Unter dem Sense of Coherence versteht er die allgemeine Lebenseinstellung welche auf drei Komponenten beruht:

Verstehbarkeit: Ausmaß, in welchem man interne und externe Stimuli als kognitiv sinnhaft wahrnimmt, als geordnete, strukturierte, vorhersehbare und erklärbare Ereignisse (und nicht als chaotisches, unerklärliches und willkürliches Schicksal)

Handhabbarkeit: Man erkennt, dass einem Ressourcen zur Verfügung stehen, mit deren Hilfe man Probleme bewältigen kann. Ressourcen können aus einem Selbst oder von anderen kommen. Keine Opferrolle, kein Fatalismus.

Bedeutsamkeit: Die vom Leben gestellten Probleme und Anforderungen sind es wert, gemeistert zu werden, oder zumindest ein Teil davon. Unglückliche Erfahrungen als Herausforderungen sehen. Motivation!!!
Die Bedeutsamkeit ist hierbei die wichtigste Komponente, denn ohne Motivation kein Handeln.




Wie kommt man zu einem starken SOC?

Der kulturelle, historische, gesellschaftliche, familiäre und individuelle Hintergrund, aber auch der Zufall (oder wie immer man es nennen mag!!!) schaffen generalisierte Widerstandsressourcen wie materielle Vorteile, Wissen und Intelligenz, Selbstbewusstsein, Coping-Strategien, kulturelle Stabilität, ein Weltbild und einen Glauben, soziale Einbindung, einen gesunden Lebensstil, Engagement usw.. Aus diesen Ressourcen resultieren Lebenserfahrungen, die durch Konsistenz, Partizipation an der Gestaltung von Ergebnissen und einer Balance zwischen Überlastung und Unterforderung geprägt sind. Diese Lebenserfahrungen sind entscheidend für die Stärke des SOC. Das Ausbleiben von Ressourcen wird als generalisiertes Widerstanddefizit bezeichnet und wirkt sich negativ auf die Lebenserfahrungen sowie den SOC aus.
Zusammenfassend kann gesagt werden, eine Einstellung gegenüber der Welt, in der Stimuli als bedeutsam, verstehbar und handhabbar gesehen werden, liefert die motivationale und kognitive Basis für Verhalten, mit dem von Stressoren gestellte Probleme wahrscheinlicher gelöst werden können als eine, die die Welt als beschwerlich, chaotisch und überwältigend ansieht.
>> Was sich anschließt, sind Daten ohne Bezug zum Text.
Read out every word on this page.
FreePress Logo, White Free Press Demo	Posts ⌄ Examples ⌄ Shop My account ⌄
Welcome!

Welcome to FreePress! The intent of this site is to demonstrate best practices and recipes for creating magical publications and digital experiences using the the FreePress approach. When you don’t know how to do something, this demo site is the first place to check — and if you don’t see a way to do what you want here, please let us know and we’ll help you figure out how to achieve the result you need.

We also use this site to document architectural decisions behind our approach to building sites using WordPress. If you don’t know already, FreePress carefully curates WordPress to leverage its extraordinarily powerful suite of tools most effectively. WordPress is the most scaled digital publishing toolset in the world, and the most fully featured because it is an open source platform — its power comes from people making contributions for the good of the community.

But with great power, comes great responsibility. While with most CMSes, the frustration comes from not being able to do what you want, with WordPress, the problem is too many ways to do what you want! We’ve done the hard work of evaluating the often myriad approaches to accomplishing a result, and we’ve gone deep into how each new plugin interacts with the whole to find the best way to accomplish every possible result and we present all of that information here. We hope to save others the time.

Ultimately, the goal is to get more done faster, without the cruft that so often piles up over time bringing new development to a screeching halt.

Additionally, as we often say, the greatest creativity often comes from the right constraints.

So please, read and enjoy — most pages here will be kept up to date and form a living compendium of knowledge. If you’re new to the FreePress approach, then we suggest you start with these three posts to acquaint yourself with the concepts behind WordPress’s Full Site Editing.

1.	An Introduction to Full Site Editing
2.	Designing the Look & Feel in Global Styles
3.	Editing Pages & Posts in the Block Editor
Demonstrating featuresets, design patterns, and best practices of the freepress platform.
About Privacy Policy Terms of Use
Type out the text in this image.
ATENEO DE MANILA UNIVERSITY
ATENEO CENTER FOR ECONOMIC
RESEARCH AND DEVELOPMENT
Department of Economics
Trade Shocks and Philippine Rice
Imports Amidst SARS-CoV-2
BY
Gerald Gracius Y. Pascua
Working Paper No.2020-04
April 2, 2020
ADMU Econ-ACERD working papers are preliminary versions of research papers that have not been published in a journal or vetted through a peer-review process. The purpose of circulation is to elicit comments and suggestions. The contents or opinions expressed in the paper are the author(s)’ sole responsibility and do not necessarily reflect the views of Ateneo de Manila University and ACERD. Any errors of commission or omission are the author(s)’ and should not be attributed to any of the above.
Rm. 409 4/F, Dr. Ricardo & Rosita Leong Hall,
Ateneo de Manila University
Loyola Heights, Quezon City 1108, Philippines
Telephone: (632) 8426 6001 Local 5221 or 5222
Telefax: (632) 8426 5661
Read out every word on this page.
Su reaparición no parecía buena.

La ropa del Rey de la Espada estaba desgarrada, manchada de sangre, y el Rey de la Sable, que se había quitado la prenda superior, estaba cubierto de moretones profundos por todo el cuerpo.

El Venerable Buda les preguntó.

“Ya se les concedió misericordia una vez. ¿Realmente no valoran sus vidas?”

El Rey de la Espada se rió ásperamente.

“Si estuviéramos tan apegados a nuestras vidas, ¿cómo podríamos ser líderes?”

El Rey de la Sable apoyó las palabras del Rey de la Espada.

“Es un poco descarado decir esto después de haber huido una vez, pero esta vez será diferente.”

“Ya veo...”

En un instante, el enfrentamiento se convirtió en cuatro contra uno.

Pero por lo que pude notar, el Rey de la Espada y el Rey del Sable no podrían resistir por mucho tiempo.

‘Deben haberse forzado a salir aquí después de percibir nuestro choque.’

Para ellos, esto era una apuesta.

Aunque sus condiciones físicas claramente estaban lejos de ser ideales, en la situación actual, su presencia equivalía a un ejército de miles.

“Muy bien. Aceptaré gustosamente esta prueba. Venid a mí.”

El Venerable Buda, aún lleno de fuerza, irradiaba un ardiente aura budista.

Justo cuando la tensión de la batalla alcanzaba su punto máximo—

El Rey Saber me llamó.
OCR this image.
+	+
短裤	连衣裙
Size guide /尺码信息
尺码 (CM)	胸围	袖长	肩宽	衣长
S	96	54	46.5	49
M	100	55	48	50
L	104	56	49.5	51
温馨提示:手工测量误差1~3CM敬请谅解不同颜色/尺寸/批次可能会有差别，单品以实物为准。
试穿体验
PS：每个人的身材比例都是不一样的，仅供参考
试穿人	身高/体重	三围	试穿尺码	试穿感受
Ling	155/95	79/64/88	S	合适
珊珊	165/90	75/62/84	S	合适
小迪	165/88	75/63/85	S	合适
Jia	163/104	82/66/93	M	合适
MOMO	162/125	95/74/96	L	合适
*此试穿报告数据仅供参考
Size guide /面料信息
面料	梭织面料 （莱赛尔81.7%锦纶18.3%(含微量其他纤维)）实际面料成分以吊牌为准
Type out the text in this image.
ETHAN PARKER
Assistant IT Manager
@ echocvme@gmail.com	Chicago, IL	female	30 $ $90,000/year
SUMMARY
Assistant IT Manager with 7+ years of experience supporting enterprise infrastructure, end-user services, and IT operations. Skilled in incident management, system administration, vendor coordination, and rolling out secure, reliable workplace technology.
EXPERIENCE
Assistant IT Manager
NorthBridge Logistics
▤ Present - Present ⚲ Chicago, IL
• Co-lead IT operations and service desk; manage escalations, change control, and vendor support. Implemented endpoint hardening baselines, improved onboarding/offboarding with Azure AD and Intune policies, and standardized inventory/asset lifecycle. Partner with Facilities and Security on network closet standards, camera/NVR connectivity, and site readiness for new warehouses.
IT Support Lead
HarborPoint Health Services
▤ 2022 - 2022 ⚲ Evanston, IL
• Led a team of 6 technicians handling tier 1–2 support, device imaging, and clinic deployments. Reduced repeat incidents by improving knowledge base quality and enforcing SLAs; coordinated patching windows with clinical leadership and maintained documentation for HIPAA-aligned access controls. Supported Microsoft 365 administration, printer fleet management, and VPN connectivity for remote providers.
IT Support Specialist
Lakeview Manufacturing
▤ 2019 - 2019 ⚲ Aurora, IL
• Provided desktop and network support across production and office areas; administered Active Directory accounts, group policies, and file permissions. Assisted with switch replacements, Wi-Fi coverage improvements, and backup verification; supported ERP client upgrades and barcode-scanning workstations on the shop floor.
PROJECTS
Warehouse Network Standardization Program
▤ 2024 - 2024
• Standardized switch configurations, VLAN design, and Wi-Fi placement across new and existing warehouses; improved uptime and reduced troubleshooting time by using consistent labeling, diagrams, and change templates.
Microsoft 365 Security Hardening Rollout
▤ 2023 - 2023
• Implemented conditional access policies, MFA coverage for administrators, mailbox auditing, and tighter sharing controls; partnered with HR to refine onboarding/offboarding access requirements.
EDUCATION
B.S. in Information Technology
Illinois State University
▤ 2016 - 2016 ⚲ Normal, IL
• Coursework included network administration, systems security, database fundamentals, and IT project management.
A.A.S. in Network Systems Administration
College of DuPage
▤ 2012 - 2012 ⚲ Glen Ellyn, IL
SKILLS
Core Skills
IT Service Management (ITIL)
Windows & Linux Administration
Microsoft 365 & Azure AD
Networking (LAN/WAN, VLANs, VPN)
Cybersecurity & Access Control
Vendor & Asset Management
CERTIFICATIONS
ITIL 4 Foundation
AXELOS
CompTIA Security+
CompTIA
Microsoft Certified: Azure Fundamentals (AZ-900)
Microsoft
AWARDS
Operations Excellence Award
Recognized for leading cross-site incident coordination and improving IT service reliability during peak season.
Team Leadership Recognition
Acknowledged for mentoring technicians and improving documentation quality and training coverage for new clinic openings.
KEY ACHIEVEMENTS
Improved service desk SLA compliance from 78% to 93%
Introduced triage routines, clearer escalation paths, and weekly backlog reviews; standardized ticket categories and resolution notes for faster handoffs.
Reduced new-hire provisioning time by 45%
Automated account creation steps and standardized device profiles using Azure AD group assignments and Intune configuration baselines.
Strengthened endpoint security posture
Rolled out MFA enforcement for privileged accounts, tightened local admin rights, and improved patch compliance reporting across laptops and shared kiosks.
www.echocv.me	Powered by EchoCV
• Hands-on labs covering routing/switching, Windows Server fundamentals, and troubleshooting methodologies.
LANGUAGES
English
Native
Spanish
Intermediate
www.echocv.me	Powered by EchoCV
Antonovsky ist ebenfalls der Meinung, dass Personen mit einem starken SOC nicht so sehr zu gesundheitsschädigendem Verhalten wie Rauchen und exzessivem Alkoholkonsum neigen, da sie nicht so sehr unter Stress leiden, wie Personen mit einem schwachen SOC. Auch seien sie motivierter, durch regelmäßige Arztbesuche Krankheiten besser behandeln zu lassen. Er unterstreicht jedoch auch, dass Stress einen direkten Einfluss auf den Organismus und dessen Gesundheit hat. Hier greift er auf verschiedene Modelle der Psychoneuroimmunologie zurück, auf die hier im Einzelnen nicht weiter eingegangen werden soll. Wichtig ist hierbei jedoch zu erwähnen, dass Gehirn und Immunsystem untereinander sowie mit den meisten anderen Geweben des Körpers auf komplexe Art und Weise verbunden sind. Somit kann der Organismus durch Stressoren aus dem Gleichgewicht gebracht werden, besonders wenn diese intensiv und von langer Dauer sind.